In his “Product Safety” column in March LD+A, Jerry Plank reaches beyond the lighting industry to discuss the ramifications of the hoverboard fires that have dominated the news. An excerpt follows.
YouTube videos of celebrities falling off of their new hoverboards made the rounds this past holiday season, but more serious were the reports of fires erupting in hoverboards. While the lighting industry has kept losses from fires and electrical shocks in lighting products to a minimum, there is much to be learned from the hoverboard about safety.
The product safety system used in the U.S. is considered voluntary, however, many local and national electrical codes state that lighting products shall be listed by an NRTL (Nationally Recognized Testing Laboratory). Most lighting products today are sold through electrical distributors, lighting showrooms, or retail outlets that, by and large, understand and require that the products they receive for sale should be NRTL listed. In many cases, licensed electricians install lighting products, and the work is judged to meet the local or national electrical codes by the AHJ (Authority Having Jurisdiction) in the municipality of use.
So far so good: The system of checks and balances with lighting products works very well for the way we typically purchase lighting products through the means noted above. The rub comes with electrical goods that are purchased and imported directly from foreign manufacturers, as is the case with the current crop of hoverboards bought through the Internet. Internet sales of electrical products from foreign or even domestic manufacturers that go directly to the consumer bypass all of the checks and balances of our safety system.
While numerous consumers experienced fires in the U.S. with hoverboards manufactured overseas, the Consumer Product Safety Commission (CPSC) started an investigation to determine the cause(s). The CPSC, an independent federal agency of the U.S. , released an announcement by chairman, Elliot F. Kaye on December 16, 2015 that the investigation of hoverboard safety issues would look at electrical problems, as well as user falls that led to injuries.
Some of the issues that will be evaluated by the CPSC concern the charging and discharging of the hoverboards’ lithium ion batteries. These batteries have had their share of problems as reported in airliners just last year. Many standards exist such today such as UL1642, The Standard for Lithium Batteries where the batteries are tested for charging and discharging.
Various Internet reports tried to gloss over the hoverboard safety issues by stating that all the components used are tested by various NRTLs. The truth, however, is in order to be approved for Listing by any NRTL, the finished product must meet with current safety standards, be tested accordingly and be subject to periodic factory inspections to ensure that no changes were made after the product was tested.
Some foreign manufacturers have also claimed that, to date, we do not have an adopted safety standard for hoverboards. Using the old argument that manufacturers can’t get products tested and Listed since a standard does not exist lacks any validity. Standard UL1642 can certainly be applied to hoverboards, moreover, UL1642 also includes crush and other mechanical tests to include short circuit, abnormal charging, forced discharging, as well as other electrical tests.

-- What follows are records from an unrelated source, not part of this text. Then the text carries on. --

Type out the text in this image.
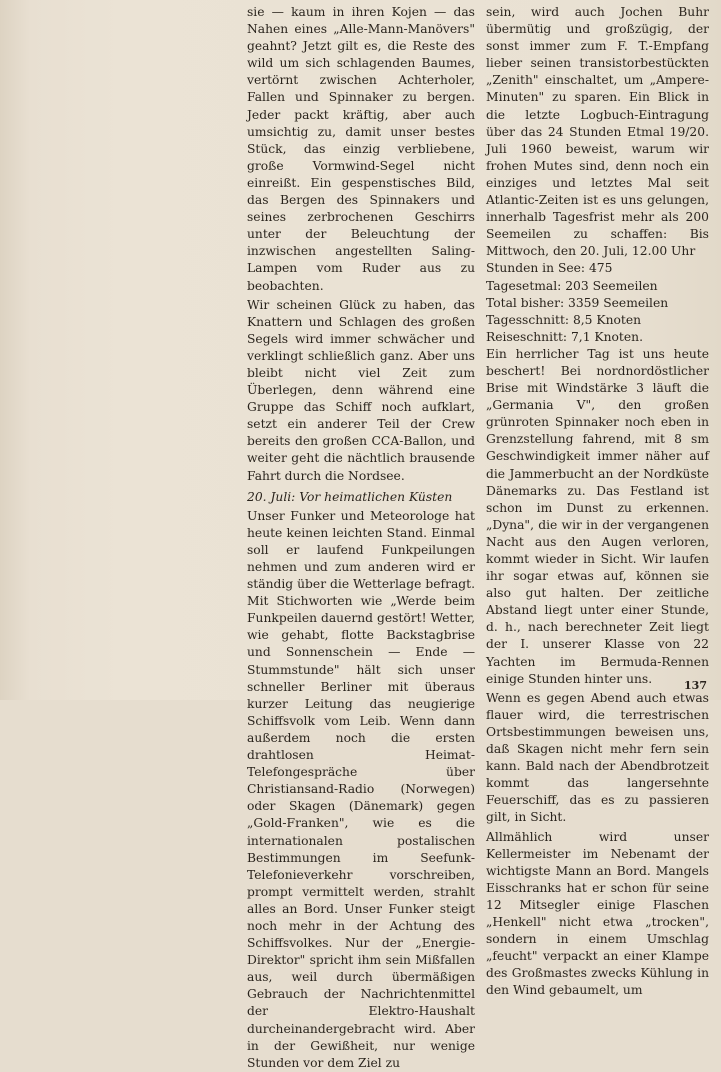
sie — kaum in ihren Kojen — das Nahen eines „Alle-Mann-Manövers" geahnt? Jetzt gilt es, die Reste des wild um sich schlagenden Baumes, vertörnt zwischen Achterholer, Fallen und Spinnaker zu bergen. Jeder packt kräftig, aber auch umsichtig zu, damit unser bestes Stück, das einzig verbliebene, große Vormwind-Segel nicht einreißt. Ein gespenstisches Bild, das Bergen des Spinnakers und seines zerbrochenen Geschirrs unter der Beleuchtung der inzwischen angestellten Saling-Lampen vom Ruder aus zu beobachten.

Wir scheinen Glück zu haben, das Knattern und Schlagen des großen Segels wird immer schwächer und verklingt schließlich ganz. Aber uns bleibt nicht viel Zeit zum Überlegen, denn während eine Gruppe das Schiff noch aufklart, setzt ein anderer Teil der Crew bereits den großen CCA-Ballon, und weiter geht die nächtlich brausende Fahrt durch die Nordsee.

20. Juli: Vor heimatlichen Küsten

Unser Funker und Meteorologe hat heute keinen leichten Stand. Einmal soll er laufend Funkpeilungen nehmen und zum anderen wird er ständig über die Wetterlage befragt. Mit Stichworten wie „Werde beim Funkpeilen dauernd gestört! Wetter, wie gehabt, flotte Backstagbrise und Sonnenschein — Ende — Stummstunde" hält sich unser schneller Berliner mit überaus kurzer Leitung das neugierige Schiffsvolk vom Leib. Wenn dann außerdem noch die ersten drahtlosen Heimat-Telefongespräche über Christiansand-Radio (Norwegen) oder Skagen (Dänemark) gegen „Gold-Franken", wie es die internationalen postalischen Bestimmungen im Seefunk-Telefonieverkehr vorschreiben, prompt vermittelt werden, strahlt alles an Bord. Unser Funker steigt noch mehr in der Achtung des Schiffsvolkes. Nur der „Energie-Direktor" spricht ihm sein Mißfallen aus, weil durch übermäßigen Gebrauch der Nachrichtenmittel der Elektro-Haushalt durcheinandergebracht wird. Aber in der Gewißheit, nur wenige Stunden vor dem Ziel zu

sein, wird auch Jochen Buhr übermütig und großzügig, der sonst immer zum F. T.-Empfang lieber seinen transistorbestückten „Zenith" einschaltet, um „Ampere-Minuten" zu sparen. Ein Blick in die letzte Logbuch-Eintragung über das 24 Stunden Etmal 19/20. Juli 1960 beweist, warum wir frohen Mutes sind, denn noch ein einziges und letztes Mal seit Atlantic-Zeiten ist es uns gelungen, innerhalb Tagesfrist mehr als 200 Seemeilen zu schaffen: Bis Mittwoch, den 20. Juli, 12.00 Uhr

Stunden in See: 475
Tagesetmal: 203 Seemeilen
Total bisher: 3359 Seemeilen
Tagesschnitt: 8,5 Knoten
Reiseschnitt: 7,1 Knoten.

Ein herrlicher Tag ist uns heute beschert! Bei nordnordöstlicher Brise mit Windstärke 3 läuft die „Germania V", den großen grünroten Spinnaker noch eben in Grenzstellung fahrend, mit 8 sm Geschwindigkeit immer näher auf die Jammerbucht an der Nordküste Dänemarks zu. Das Festland ist schon im Dunst zu erkennen. „Dyna", die wir in der vergangenen Nacht aus den Augen verloren, kommt wieder in Sicht. Wir laufen ihr sogar etwas auf, können sie also gut halten. Der zeitliche Abstand liegt unter einer Stunde, d. h., nach berechneter Zeit liegt der I. unserer Klasse von 22 Yachten im Bermuda-Rennen einige Stunden hinter uns.

Wenn es gegen Abend auch etwas flauer wird, die terrestrischen Ortsbestimmungen beweisen uns, daß Skagen nicht mehr fern sein kann. Bald nach der Abendbrotzeit kommt das langersehnte Feuerschiff, das es zu passieren gilt, in Sicht.

Allmählich wird unser Kellermeister im Nebenamt der wichtigste Mann an Bord. Mangels Eisschranks hat er schon für seine 12 Mitsegler einige Flaschen „Henkell" nicht etwa „trocken", sondern in einem Umschlag „feucht" verpackt an einer Klampe des Großmastes zwecks Kühlung in den Wind gebaumelt, um

137
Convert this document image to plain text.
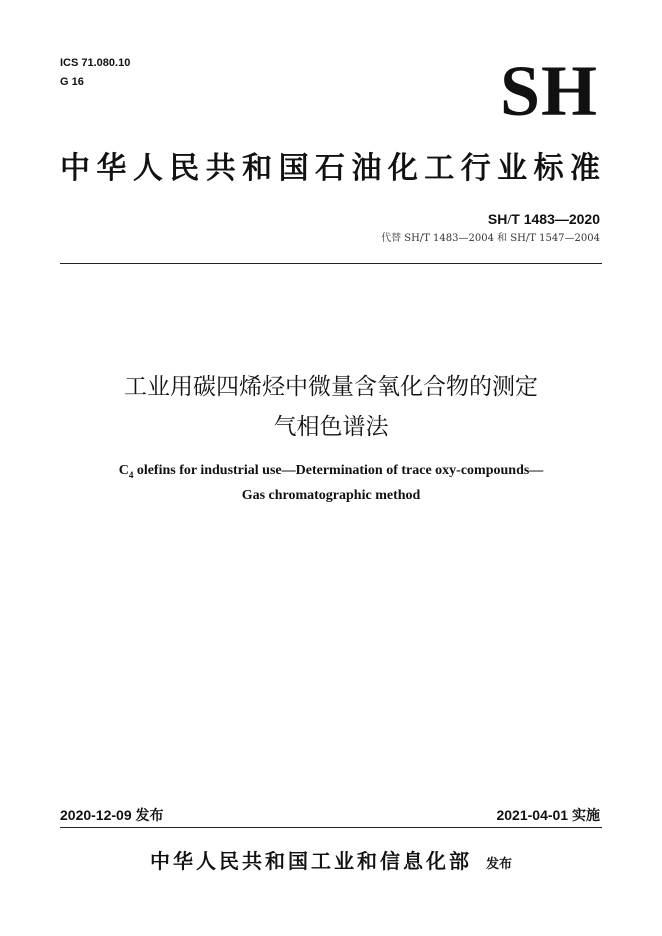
ICS 71.080.10
G 16	SH
中华人民共和国石油化工行业标准
SH/T 1483—2020
代替 SH/T 1483—2004 和 SH/T 1547—2004
工业用碳四烯烃中微量含氧化合物的测定
气相色谱法
$C_4$ olefins for industrial use—Determination of trace oxy-compounds—
Gas chromatographic method
2020-12-09 发布	2021-04-01 实施
中华人民共和国工业和信息化部 发布
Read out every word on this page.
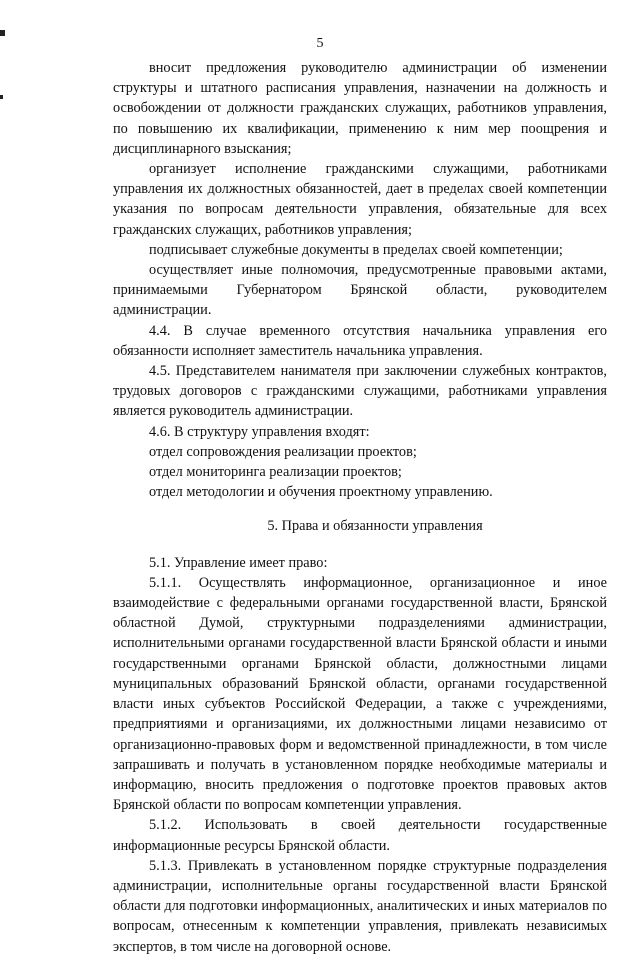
5

вносит предложения руководителю администрации об изменении структуры и штатного расписания управления, назначении на должность и освобождении от должности гражданских служащих, работников управления, по повышению их квалификации, применению к ним мер поощрения и дисциплинарного взыскания;

организует исполнение гражданскими служащими, работниками управления их должностных обязанностей, дает в пределах своей компетенции указания по вопросам деятельности управления, обязательные для всех гражданских служащих, работников управления;

подписывает служебные документы в пределах своей компетенции;

осуществляет иные полномочия, предусмотренные правовыми актами, принимаемыми Губернатором Брянской области, руководителем администрации.

4.4. В случае временного отсутствия начальника управления его обязанности исполняет заместитель начальника управления.

4.5. Представителем нанимателя при заключении служебных контрактов, трудовых договоров с гражданскими служащими, работниками управления является руководитель администрации.

4.6. В структуру управления входят:

отдел сопровождения реализации проектов;

отдел мониторинга реализации проектов;

отдел методологии и обучения проектному управлению.

5. Права и обязанности управления

5.1. Управление имеет право:

5.1.1. Осуществлять информационное, организационное и иное взаимодействие с федеральными органами государственной власти, Брянской областной Думой, структурными подразделениями администрации, исполнительными органами государственной власти Брянской области и иными государственными органами Брянской области, должностными лицами муниципальных образований Брянской области, органами государственной власти иных субъектов Российской Федерации, а также с учреждениями, предприятиями и организациями, их должностными лицами независимо от организационно-правовых форм и ведомственной принадлежности, в том числе запрашивать и получать в установленном порядке необходимые материалы и информацию, вносить предложения о подготовке проектов правовых актов Брянской области по вопросам компетенции управления.

5.1.2. Использовать в своей деятельности государственные информационные ресурсы Брянской области.

5.1.3. Привлекать в установленном порядке структурные подразделения администрации, исполнительные органы государственной власти Брянской области для подготовки информационных, аналитических и иных материалов по вопросам, отнесенным к компетенции управления, привлекать независимых экспертов, в том числе на договорной основе.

Other ANSI/UL product safety standards already exist to evaluate the plastic housings, chargers, and other sub-components used in hoverboards. Truth is, none of the NRTLs to date in the U.S. have Listed a hoverboard, and as far as we know none have been submitted.
IGNORANCE OR INTENT?
Manufacturers of hoverboards are either ignorant of how the U.S. market or product system works or are taking advantage of the lack of federal laws that prevent electrical products from being imported into the U.S. It appears that foreign manufacturers have figured out that with very little regulatory oversight our market can be flooded with electrical products that circumvent our normal product safety channels.
The hoverboard debacle has bearing on the lighting industry as consumer products such as LED lamps and the like can be sold directly to consumers via the Internet and imported into the U.S. without having an NRTL Listing. The importance of an NRTL Listing on any electrical product is that normal and abnormal conditions of use can be checked to reduce the likelihood of a fire or electrical shock hazard. More importantly, all NRTL Listed products are inspected at the manufacturer’s factory to ensure that all components are as tested and not counterfeit clones.
The greatest lesson we can take away from hoverboard fires is that our current safety system for electrical products must address Internet sales so that our voluntary system of safety testing is not circumvented. We must never accept profits over safety and we must ensure that the public has complete confidence in our product safety system.